Emmanuel Levinas hat die Autorität der Scham nochmals verschärft und eine schamgetränkte Schlüsselsituation beschrieben. Einleitend will ich diese Schlüsselsituation kurz skizzieren, um den Horizont der Untersuchung abzustecken. In der Schlüsselsituation wird, so die Pointe, die ethische Person allererst konstituiert, sofern das naiv (aber durchaus glücklich) dahinlebende Ich seine eigene Unvollkommenheit in der Begegnung mit dem zugleich beschämenden und wehrlosen Blick oder Antlitz eines anderen Menschen erfährt. Diese im Blick des Anderen liegende ethische Verpflichtung, die mein Dahinleben jäh unterbricht, wird als Störung, als Heimsuchung und als Kränkung erfahren, weil der Andere in seiner Verletzlichkeit das naive Ich über seine eigene responsorische Verfasstheit aufklärt. Eine für das naive Ich zutiefst beschämende Erfahrung: das Inkarnat erglüht, die Atemfrequenz und Pulsfrequenz steigt beträchtlich, die Hände werden vor das Gesicht geschlagen, der Rücken gekrümmt, Flucht- oder Gewaltstrategien werden intuitiv erkundet. Um der Passivität der Schamerfahrung zu entgehen, um wieder aktiv zu werden, scheint neben der Flucht und der Verdrängung ein möglicher Weg zu sein, gewalttätig gegenüber dem Anderen zu werden und dabei die eigene Scham in die Schuld zu verschieben. Nach Levinas spricht aus dem verwundbaren Antlitz der Imperativ: Töte mich nicht!, um die der Szene eingeschriebene inhärente Gewalt abzupuffern. Es steht jetzt in der Freiheit des über seine eigene Verfasstheit aufgeklärten naiven Ichs, sein soeben erobertes eigenes Personsein als Antwort auf die ethische Verpflichtung zu leben oder sich der Verpflichtung durch die negative Antwort der Flucht oder durch Gewalt, die sogar bis zum Mord oder Selbstmord reichen kann, zu entziehen. Eine ethische Person, so die Überzeugung von Levinas, wird nur derjenige, der jene Erfahrung durchlebt hat und in dieser Situation nicht havariert.

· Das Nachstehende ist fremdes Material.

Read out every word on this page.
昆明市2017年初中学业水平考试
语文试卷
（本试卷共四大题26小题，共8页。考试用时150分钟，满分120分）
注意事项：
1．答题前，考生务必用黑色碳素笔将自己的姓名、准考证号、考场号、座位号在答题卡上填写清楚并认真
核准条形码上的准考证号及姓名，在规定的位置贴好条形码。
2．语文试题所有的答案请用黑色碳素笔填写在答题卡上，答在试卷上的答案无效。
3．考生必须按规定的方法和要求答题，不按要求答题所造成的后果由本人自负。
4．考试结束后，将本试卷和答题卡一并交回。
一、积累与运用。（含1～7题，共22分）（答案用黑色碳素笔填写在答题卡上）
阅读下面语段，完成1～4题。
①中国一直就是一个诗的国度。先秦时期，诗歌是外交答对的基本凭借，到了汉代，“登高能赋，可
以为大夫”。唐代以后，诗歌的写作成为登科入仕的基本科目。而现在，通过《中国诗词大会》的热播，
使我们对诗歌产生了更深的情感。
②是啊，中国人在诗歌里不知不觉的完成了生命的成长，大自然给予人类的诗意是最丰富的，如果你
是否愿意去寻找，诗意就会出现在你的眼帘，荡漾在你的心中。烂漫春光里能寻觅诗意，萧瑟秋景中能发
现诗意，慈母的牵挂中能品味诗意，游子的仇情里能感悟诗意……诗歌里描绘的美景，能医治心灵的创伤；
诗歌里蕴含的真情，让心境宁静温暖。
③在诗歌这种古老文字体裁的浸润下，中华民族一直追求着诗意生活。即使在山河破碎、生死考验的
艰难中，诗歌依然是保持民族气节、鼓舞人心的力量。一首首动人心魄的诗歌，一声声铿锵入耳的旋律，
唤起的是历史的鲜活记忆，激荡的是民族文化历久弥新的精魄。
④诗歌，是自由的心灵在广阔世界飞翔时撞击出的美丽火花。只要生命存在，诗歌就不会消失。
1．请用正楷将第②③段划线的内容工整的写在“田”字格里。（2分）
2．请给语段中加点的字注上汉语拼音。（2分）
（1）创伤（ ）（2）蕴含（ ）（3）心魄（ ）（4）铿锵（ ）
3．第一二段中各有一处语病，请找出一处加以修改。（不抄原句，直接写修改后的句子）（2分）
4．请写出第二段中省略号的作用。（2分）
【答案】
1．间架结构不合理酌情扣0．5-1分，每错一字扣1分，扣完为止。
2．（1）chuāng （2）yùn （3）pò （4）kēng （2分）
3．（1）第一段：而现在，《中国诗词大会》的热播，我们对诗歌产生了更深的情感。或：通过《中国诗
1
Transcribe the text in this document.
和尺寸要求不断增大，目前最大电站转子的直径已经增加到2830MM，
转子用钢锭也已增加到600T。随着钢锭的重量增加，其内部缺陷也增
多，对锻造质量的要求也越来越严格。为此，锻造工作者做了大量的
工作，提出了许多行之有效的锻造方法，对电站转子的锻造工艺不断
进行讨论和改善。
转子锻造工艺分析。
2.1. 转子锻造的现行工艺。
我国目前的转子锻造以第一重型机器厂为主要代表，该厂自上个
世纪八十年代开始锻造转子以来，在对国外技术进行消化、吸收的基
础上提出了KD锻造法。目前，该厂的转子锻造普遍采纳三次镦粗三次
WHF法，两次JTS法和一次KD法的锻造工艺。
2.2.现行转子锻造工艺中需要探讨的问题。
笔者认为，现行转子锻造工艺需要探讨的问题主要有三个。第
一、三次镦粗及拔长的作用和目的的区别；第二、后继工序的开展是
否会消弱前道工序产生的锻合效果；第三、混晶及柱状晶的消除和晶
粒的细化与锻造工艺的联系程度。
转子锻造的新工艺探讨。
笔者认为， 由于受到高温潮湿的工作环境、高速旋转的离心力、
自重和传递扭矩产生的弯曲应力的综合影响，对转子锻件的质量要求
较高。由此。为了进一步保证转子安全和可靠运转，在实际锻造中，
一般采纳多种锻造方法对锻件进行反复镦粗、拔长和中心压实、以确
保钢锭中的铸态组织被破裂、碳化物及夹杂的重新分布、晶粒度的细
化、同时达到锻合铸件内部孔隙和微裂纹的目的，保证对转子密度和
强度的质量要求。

Jede Schamsituation im Alltag partizipiert mehr oder minder explizit an dieser idealtypisch beschriebenen Situation: Die ethische Person muss sich immer wieder gegen eine offensive Reparatur der in der Schamsituation erlittenen Verwüstung des eigenen Selbstbildes durch die Verschiebung der Scham in Schuld entscheiden. Die nahezu traumatische Geburt der eigenen Freiheit in der Schamsituation will immer neu durchlitten werden.
Hermann Schmitz wiederum macht stärker noch als Levinas darauf aufmerksam, dass Schamsituationen als Beschämungssituationen, auf die ein Protagonist unzweideutig anspringt, daraufhin geprüft werden müssen, welche Macht oder Gewalt sich in der Situation zeigt: eine gute, sprich: wohlwollende, aus der Schwäche resultierende Macht, eine offen demütigende Macht oder eine instrumentalisierende, nennen wir sie zunächst neoliberale Macht, die sich geschickt als wehrlos kostümiert. Zwar sind wir uns im Augenblick der Scham täuschungsfrei sicher, uns zu schämen, gleichwohl können wir uns in bestimmten Situationen, durch Dispositive der Macht gesteuert, bei Verstößen gegen ästhetische Standards, Konventionen oder Gütern (wie etwa Gesundheit) auch falsch schämen. (Literarische) Kunst, so der Vorschlag, ist, obgleich selbst ein Dispositiv der Macht, ein idealer Distanzfilter im Umgang mit leibhafter Betroffenheit in der Scham, um den richtigen Umgang mit Scham einzuüben.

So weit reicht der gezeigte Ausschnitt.